Abstract: Forests significantly influence local temperature dynamics, although the specifics of their impacts and mechanisms exhibit global variability. This study investigates the cooling or warming effects of global forests from 2001 to 2021 using multi-satellite data. The results indicate that (1) boreal forests exhibit a significant warming effect of +1.99 °C. Temperate forests exhibit nighttime warming but notable daytime cooling effect, resulting in a net daily cooling effect (−0.48 °C in the northern hemisphere, −0.91 °C in the southern hemisphere). The daily cooling effects peak in summer and gradually rise from spring to autumn, with winter exhibiting a warming inclination. Tropical forests consistently provide a cooling effect year-round (−2.11 °C). (2) Over the study period, tropical forests consistently revealed robust and stable cooling effects. Temperate forests displayed modest fluctuations in cooling effects, while the warming effect of boreal forest showed a slow trend upwards at a rate of +0.03 °C per year. (3) The warming effect of boreal forests is primarily due to NEE (net ecosystem exchange) and ET pathways (indirect effect: +0.253 and +0.392), while tropical forest cooling is driven by increased evapotranspiration (indirect effect: −0.938). As for temperate zones, annual cooling is primarily led by the NEE pathway (NH: −0.055 and SH: −0.415). (4) A robust annual coherence emerges between forests’ temperature regulation effects and ΔNEE, ΔET, and Δalbedo, where augmented ET and albedo significantly amplify cooling effects synchronously. The decrease in NEE exhibits a positive but non-synchronous impact on cooling at the local scale, while showing a strong and synchronous relationship with ΔLST at the global scale. These findings highlight the crucial role of forests in local temperature regulation, necessitating targeted management strategies.
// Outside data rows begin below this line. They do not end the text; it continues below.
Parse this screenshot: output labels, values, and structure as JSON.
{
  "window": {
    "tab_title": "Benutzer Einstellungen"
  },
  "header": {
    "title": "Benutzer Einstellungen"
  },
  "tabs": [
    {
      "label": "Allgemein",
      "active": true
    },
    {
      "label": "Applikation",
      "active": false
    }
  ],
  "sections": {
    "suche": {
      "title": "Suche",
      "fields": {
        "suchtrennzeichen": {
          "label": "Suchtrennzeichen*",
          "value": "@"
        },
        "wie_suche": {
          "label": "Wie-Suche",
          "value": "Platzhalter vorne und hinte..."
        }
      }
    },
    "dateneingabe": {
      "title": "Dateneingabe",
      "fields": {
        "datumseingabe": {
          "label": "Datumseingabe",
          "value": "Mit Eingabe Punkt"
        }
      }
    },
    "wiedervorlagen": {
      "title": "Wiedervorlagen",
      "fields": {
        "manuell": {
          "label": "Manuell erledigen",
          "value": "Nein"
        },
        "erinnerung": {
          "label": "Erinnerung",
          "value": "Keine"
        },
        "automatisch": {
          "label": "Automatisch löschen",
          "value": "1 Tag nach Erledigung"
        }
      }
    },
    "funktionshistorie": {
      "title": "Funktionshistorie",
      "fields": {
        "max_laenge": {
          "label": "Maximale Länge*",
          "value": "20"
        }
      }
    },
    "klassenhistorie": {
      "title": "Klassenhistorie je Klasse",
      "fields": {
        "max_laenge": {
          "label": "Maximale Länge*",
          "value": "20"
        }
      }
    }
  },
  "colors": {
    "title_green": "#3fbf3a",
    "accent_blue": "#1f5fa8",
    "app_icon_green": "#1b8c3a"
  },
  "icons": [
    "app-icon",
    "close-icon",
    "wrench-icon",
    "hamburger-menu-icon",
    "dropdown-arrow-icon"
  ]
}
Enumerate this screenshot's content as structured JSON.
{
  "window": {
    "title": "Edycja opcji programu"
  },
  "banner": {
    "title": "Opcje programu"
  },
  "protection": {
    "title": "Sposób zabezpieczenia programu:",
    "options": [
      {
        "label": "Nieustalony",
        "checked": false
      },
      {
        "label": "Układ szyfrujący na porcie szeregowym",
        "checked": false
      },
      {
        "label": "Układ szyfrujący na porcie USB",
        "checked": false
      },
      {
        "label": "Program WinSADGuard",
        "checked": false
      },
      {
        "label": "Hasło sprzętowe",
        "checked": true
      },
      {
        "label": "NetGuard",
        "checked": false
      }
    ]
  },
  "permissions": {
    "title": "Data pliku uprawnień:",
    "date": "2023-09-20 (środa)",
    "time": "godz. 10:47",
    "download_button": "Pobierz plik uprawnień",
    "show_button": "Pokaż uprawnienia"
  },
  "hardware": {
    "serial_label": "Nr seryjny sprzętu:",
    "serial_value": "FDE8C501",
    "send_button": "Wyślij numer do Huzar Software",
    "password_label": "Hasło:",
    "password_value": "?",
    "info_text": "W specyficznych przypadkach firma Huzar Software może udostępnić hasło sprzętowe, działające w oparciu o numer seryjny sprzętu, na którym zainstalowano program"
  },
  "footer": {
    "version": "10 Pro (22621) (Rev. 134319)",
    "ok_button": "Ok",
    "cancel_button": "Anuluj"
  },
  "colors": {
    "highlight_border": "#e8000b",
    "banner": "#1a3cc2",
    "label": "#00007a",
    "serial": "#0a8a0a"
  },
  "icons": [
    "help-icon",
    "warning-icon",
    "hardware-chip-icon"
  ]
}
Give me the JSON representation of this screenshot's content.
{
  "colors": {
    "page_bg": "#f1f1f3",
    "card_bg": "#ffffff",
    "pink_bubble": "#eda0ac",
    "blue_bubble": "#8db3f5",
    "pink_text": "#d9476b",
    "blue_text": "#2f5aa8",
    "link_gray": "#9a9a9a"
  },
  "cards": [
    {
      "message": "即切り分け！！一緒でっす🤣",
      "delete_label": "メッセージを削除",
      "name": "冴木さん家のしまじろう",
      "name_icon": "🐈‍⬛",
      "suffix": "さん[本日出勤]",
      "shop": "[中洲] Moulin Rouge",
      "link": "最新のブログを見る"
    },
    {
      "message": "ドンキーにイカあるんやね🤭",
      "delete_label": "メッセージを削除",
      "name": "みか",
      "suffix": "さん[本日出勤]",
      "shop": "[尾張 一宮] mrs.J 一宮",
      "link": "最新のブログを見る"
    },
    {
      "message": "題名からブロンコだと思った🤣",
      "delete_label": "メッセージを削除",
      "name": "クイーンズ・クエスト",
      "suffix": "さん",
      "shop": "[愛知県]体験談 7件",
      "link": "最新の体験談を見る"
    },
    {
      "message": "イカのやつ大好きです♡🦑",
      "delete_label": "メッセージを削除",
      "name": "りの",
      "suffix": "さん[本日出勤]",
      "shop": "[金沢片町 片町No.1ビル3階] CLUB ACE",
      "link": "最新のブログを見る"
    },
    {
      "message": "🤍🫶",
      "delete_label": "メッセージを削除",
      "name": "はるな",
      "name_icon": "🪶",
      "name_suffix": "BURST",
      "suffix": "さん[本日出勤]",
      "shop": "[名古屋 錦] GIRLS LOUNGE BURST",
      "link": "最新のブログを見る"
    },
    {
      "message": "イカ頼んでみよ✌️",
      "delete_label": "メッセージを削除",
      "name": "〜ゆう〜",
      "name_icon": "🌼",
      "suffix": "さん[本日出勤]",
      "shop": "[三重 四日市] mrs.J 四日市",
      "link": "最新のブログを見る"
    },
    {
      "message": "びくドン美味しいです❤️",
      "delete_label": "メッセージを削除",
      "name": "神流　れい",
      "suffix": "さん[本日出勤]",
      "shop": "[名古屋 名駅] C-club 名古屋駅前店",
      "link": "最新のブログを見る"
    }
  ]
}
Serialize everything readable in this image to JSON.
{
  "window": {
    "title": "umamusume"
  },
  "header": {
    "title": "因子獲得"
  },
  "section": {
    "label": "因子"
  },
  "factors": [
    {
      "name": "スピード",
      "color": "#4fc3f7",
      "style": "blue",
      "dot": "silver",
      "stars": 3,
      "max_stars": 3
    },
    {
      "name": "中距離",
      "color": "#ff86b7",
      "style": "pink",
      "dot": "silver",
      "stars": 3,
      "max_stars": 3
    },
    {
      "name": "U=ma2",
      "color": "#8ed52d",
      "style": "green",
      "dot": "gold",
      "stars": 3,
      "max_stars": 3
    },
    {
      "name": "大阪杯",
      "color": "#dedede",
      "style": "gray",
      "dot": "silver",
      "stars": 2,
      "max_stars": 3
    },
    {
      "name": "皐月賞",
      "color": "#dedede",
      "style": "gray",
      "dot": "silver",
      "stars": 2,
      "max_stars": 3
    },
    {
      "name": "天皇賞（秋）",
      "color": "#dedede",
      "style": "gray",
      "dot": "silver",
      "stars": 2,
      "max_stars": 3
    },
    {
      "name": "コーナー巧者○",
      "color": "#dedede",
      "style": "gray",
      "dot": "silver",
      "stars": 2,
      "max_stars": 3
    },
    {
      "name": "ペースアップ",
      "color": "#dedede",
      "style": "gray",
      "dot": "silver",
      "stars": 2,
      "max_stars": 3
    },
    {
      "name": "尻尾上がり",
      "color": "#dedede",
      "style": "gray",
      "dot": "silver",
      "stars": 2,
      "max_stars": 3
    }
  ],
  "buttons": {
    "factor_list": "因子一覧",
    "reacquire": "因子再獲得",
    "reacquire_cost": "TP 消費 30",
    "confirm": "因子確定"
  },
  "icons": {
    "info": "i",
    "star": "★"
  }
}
Fig. 3. Global distribution and latitudinal trend of ΔLST. It showcases the spatial distribution (a, c, e) and latitudinal patterns (b, d, f) of ΔLST (°C) for the entire year during the daily average (a, b), daytime (c, d), and nighttime (e, f). The histograms located at the lower left corner of figures a, c, and e illustrate the concentrated distribution of ΔLST values across all sample windows.